With Truck, Tramlines, and a ton of other countryside knees-ups taking place over this past weekend, you’d be forgiven for overlooking Kaleidoscope, a brand new one-day event sprawled across the picturesque grounds at North London’s Alexandra Palace. In the glistening sunshine, what went down was, in no uncertain terms, an afternoon of sheer festival brilliance.
It’s not just the baking afternoon trek up the South Terrace that has us seeing stars, as The Go! Team whip out their eclectic mix of brassy soul on the main stage. Warmed comfortably into festival spirits, the collective get hips shaking with classics like 2004’s ‘Ladyflash’ and showcase their newest LP ‘Semicircle’ in a gospel bonanza chock-full of crashing cymbals and woozily diced-up samples.

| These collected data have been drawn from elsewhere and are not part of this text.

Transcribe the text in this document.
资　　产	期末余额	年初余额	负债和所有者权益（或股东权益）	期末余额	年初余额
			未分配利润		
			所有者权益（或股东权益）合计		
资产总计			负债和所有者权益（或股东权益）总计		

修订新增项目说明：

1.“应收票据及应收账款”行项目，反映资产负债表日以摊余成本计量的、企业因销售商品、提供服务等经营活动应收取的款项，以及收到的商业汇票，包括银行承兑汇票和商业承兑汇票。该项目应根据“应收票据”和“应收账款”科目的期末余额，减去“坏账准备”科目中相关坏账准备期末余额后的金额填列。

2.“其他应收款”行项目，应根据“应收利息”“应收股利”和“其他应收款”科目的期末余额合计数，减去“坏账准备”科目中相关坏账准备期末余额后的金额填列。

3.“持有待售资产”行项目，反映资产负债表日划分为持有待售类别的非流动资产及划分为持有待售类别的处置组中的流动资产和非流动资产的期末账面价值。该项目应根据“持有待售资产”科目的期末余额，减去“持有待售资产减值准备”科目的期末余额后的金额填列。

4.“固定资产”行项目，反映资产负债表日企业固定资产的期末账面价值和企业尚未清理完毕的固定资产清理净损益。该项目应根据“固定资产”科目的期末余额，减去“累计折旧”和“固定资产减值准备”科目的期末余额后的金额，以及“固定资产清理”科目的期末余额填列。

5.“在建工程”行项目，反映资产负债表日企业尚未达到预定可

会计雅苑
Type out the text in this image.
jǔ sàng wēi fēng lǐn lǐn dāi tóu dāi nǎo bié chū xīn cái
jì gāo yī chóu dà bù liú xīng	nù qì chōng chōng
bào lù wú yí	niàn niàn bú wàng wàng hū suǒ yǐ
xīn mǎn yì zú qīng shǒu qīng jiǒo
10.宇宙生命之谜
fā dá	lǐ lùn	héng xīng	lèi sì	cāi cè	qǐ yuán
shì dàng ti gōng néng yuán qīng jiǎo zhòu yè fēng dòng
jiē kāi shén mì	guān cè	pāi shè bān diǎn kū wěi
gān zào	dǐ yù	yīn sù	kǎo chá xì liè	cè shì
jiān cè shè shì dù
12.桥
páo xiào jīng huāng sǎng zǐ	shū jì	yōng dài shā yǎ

A lap around the site finds all manner of goodies; inside the Palace comedy dad Mark Watson exercises his “Muswell Hill material” while the garden teems with family entertainment, artisan food stalls and huge, ornamental flags, creating a sort of metropolitan Latitude vibe – safe, comfortable and visually stunning, that is. That’s not even mentioning the view: to the south, the city skyline stretches out lazily, while the brick and glass palace façade is just as gorgeous to the north.
Next Mystery Jets arrive, a distorted monologue about space fading into ‘Telomere’’s scratchy intro. “Are you all shitfaced on Pimm’s?” drawls a thoroughly sweaty Jack Flanagan (black boiler suits probs aren’t the best summer stage outfits, mate) before the foursome “take it back” to 'Half In Love With Elizabeth', recently turned a decade old but never ceasing to get a crowd moving. “We put out an album a year ago...”, starts frontman Blaine Harrison. “Two years ago!” corrects Will Rees, introducing a run of songs from ‘Curve Of the Earth’, including the astronomical ‘Bubblegum’, prompting further dancing, before ‘Alice Springs’ ends proceedings in a frenzy of strobes, proof if proof were needed that any afternoon can be improved with a dash of MJs.

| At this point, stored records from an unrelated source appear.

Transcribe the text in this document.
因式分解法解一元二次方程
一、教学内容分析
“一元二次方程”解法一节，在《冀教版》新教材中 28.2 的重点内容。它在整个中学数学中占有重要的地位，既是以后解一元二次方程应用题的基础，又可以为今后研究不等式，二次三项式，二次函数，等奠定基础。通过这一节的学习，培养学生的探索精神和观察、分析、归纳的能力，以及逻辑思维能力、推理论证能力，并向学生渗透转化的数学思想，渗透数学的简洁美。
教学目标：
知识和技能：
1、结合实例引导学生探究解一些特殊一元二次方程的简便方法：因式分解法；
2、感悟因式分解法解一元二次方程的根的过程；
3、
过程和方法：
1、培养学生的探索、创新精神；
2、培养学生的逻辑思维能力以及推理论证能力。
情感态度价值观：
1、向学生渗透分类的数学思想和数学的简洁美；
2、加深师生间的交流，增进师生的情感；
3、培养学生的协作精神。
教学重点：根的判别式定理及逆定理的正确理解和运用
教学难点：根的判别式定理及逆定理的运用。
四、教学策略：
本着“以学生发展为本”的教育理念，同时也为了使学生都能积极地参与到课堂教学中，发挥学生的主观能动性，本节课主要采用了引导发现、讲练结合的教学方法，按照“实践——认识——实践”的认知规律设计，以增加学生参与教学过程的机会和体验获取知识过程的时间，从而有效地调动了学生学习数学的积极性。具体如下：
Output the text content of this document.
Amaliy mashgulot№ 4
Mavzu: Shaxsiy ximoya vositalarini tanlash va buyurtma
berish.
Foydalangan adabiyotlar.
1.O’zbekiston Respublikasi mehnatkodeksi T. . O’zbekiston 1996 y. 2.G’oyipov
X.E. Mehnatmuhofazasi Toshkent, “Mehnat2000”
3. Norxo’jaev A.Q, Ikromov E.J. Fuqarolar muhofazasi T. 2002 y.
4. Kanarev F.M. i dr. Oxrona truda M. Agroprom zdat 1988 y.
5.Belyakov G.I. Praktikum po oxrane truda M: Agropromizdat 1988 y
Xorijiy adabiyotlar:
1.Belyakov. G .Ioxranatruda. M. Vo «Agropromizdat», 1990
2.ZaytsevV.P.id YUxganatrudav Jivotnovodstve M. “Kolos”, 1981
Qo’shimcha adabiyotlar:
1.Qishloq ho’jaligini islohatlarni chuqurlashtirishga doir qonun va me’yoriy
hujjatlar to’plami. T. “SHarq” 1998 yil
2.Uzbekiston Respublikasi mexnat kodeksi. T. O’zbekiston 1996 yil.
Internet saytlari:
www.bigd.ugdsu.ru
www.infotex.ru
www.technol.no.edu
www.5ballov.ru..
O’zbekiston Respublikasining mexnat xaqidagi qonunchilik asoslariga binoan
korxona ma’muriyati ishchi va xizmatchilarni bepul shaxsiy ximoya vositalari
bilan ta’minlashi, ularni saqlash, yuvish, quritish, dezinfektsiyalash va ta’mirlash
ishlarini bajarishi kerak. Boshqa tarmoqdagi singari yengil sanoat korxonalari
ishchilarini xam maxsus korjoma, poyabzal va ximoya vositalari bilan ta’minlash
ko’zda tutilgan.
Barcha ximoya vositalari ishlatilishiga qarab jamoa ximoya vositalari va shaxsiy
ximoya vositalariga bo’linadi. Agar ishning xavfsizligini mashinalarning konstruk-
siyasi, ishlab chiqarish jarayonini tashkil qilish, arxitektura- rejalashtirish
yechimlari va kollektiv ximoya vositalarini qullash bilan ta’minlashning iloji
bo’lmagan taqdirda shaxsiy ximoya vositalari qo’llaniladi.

Later Ghostpoet battles technical trouble but ultimately comes out on top. In a black suit and shades, and joined by an equally slick four piece band, his rumbling sound evolves into a full-on movement of nature as gloomy cloud draws in. The set is heavy with cuts from last year’s ambitious ‘Dark Days + Canapés’ album, the powerful and poignant ‘Immigrant Boogie’ a highlight, despite its sorely persisting relevance.
So. The Flaming Lips. Where to bloody start on a band whose opening number goes ham on confetti, balloons, and smoke machines like they’re going out of fashion, and whose frontman dons buckles, an eye patch and his signature grey barnet like some kind of pornstar/scientist/space pirate. Lifting off with the exuberant ‘Race For the Prize’, there’s no downtime in the 90 minutes that follow. ‘FUCK YEAH KALEIDOSCOPE’, read the metallic balloon letters Wayne Coyne holds proudly aloft, promptly torn to pieces when he dives off stage and into the front rows for a rendition of ‘Yoshimi Battles the Pink Robots, Pt. 1’. Said pink robot appears in the form of an enormous inflatable, joining the two huge mushrooms which flank the stage. Ten minutes in and the spectacle’s worth the ticket price already.

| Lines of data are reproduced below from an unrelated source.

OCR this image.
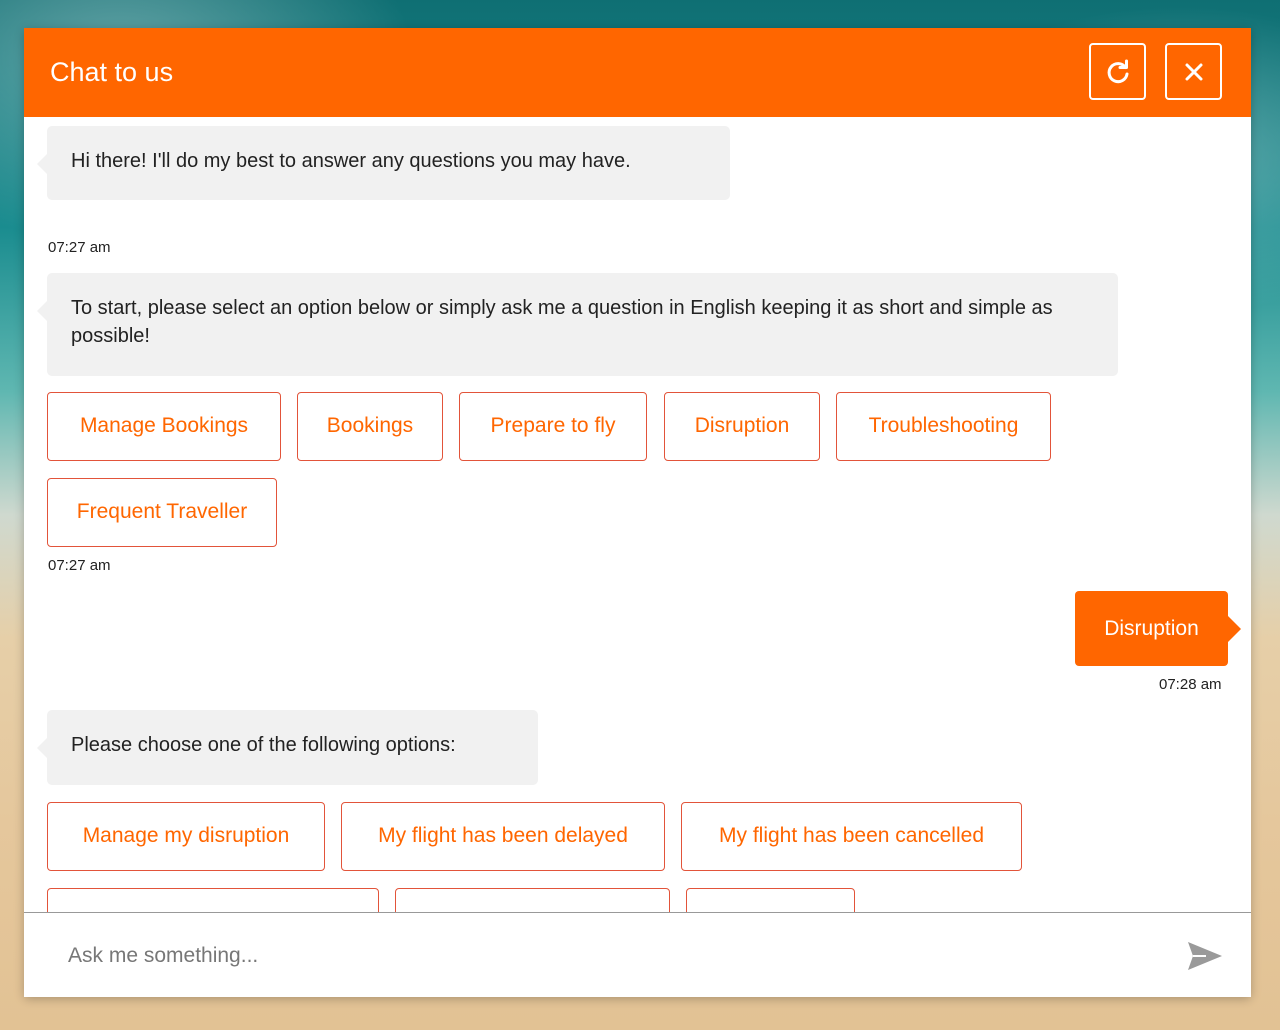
Chat to us
Hi there! I'll do my best to answer any questions you may have.
07:27 am
To start, please select an option below or simply ask me a question in English keeping it as short and simple as possible!
Manage Bookings	Bookings	Prepare to fly	Disruption	Troubleshooting
Frequent Traveller
07:27 am
Disruption
07:28 am
Please choose one of the following options:
Manage my disruption	My flight has been delayed	My flight has been cancelled
Ask me something...
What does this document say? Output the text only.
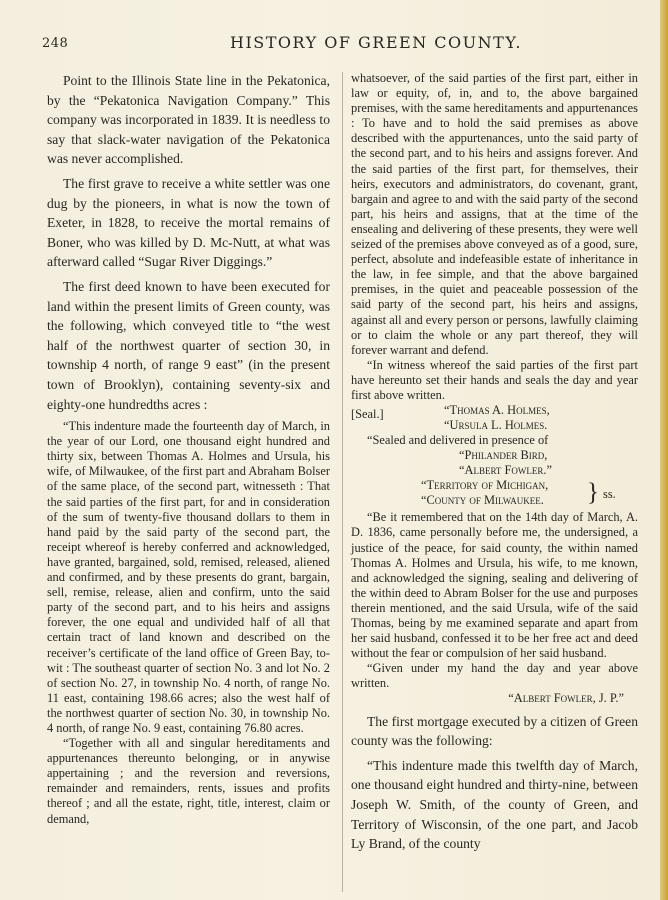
248	HISTORY OF GREEN COUNTY.

Point to the Illinois State line in the Pekatonica, by the “Pekatonica Navigation Company.” This company was incorporated in 1839. It is needless to say that slack-water navigation of the Pekatonica was never accomplished.

The first grave to receive a white settler was one dug by the pioneers, in what is now the town of Exeter, in 1828, to receive the mortal remains of Boner, who was killed by D. Mc-Nutt, at what was afterward called “Sugar River Diggings.”

The first deed known to have been executed for land within the present limits of Green county, was the following, which conveyed title to “the west half of the northwest quarter of section 30, in township 4 north, of range 9 east” (in the present town of Brooklyn), containing seventy-six and eighty-one hundredths acres :

“This indenture made the fourteenth day of March, in the year of our Lord, one thousand eight hundred and thirty six, between Thomas A. Holmes and Ursula, his wife, of Milwaukee, of the first part and Abraham Bolser of the same place, of the second part, witnesseth : That the said parties of the first part, for and in consideration of the sum of twenty-five thousand dollars to them in hand paid by the said party of the second part, the receipt whereof is hereby conferred and acknowledged, have granted, bargained, sold, remised, released, aliened and confirmed, and by these presents do grant, bargain, sell, remise, release, alien and confirm, unto the said party of the second part, and to his heirs and assigns forever, the one equal and undivided half of all that certain tract of land known and described on the receiver’s certificate of the land office of Green Bay, to-wit : The southeast quarter of section No. 3 and lot No. 2 of section No. 27, in township No. 4 north, of range No. 11 east, containing 198.66 acres; also the west half of the northwest quarter of section No. 30, in township No. 4 north, of range No. 9 east, containing 76.80 acres.

“Together with all and singular hereditaments and appurtenances thereunto belonging, or in anywise appertaining ; and the reversion and reversions, remainder and remainders, rents, issues and profits thereof ; and all the estate, right, title, interest, claim or demand,

whatsoever, of the said parties of the first part, either in law or equity, of, in, and to, the above bargained premises, with the same hereditaments and appurtenances : To have and to hold the said premises as above described with the appurtenances, unto the said party of the second part, and to his heirs and assigns forever. And the said parties of the first part, for themselves, their heirs, executors and administrators, do covenant, grant, bargain and agree to and with the said party of the second part, his heirs and assigns, that at the time of the ensealing and delivering of these presents, they were well seized of the premises above conveyed as of a good, sure, perfect, absolute and indefeasible estate of inheritance in the law, in fee simple, and that the above bargained premises, in the quiet and peaceable possession of the said party of the second part, his heirs and assigns, against all and every person or persons, lawfully claiming or to claim the whole or any part thereof, they will forever warrant and defend.

“In witness whereof the said parties of the first part have hereunto set their hands and seals the day and year first above written.

[Seal.]	“Thomas A. Holmes,
“Ursula L. Holmes.

“Sealed and delivered in presence of

“Philander Bird,

“Albert Fowler.”

“Territory of Michigan,
“County of Milwaukee. } ss.

“Be it remembered that on the 14th day of March, A. D. 1836, came personally before me, the undersigned, a justice of the peace, for said county, the within named Thomas A. Holmes and Ursula, his wife, to me known, and acknowledged the signing, sealing and delivering of the within deed to Abram Bolser for the use and purposes therein mentioned, and the said Ursula, wife of the said Thomas, being by me examined separate and apart from her said husband, confessed it to be her free act and deed without the fear or compulsion of her said husband.

“Given under my hand the day and year above written.

“Albert Fowler, J. P.”

The first mortgage executed by a citizen of Green county was the following:

“This indenture made this twelfth day of March, one thousand eight hundred and thirty-nine, between Joseph W. Smith, of the county of Green, and Territory of Wisconsin, of the one part, and Jacob Ly Brand, of the county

The show only gets madder. “I’ve got my thing!” Wayne gleefully announces, whipping another prop from his box of treats, a balloon cloak of sorts, before ‘The Yeah Yeah Yeah Song’. He perches majestically on a pink plastic unicorn for ‘There Should Be Unicorns’, trading it for a zorbing sphere during the band’s customary cover of David Bowie’s 'Space Oddity', a brave choice for any other act, but the neon troop are kings of the kind of psychedelic deliria required to carry it off.
“You’ve gotta keep screaming...” Wayne implores, tossing up handfuls of confetti, leading the circus rabble onstage into a rousing rendition of the 1993 hit ‘She Don’t Use Jelly’. It becomes apparent that The Flaming Lips may just be a band, but they encapsulate a sensation, a meticulously-rehearsed experience 30 years in the making, designed to spread joy and colour through experimental, playful music. Even on ‘The Castle’, “the sad one”, Wayne commands, “we want you to laugh and scream even fucking louder… be happy, enthusiastic, fucking out of your minds, okay?”. The roadside posters on the journey here promised a “kaleidoscopic voyage through music and the arts”, and as the sun dips below the horizon and the last confetti hits the grass, that’s exactly what we get.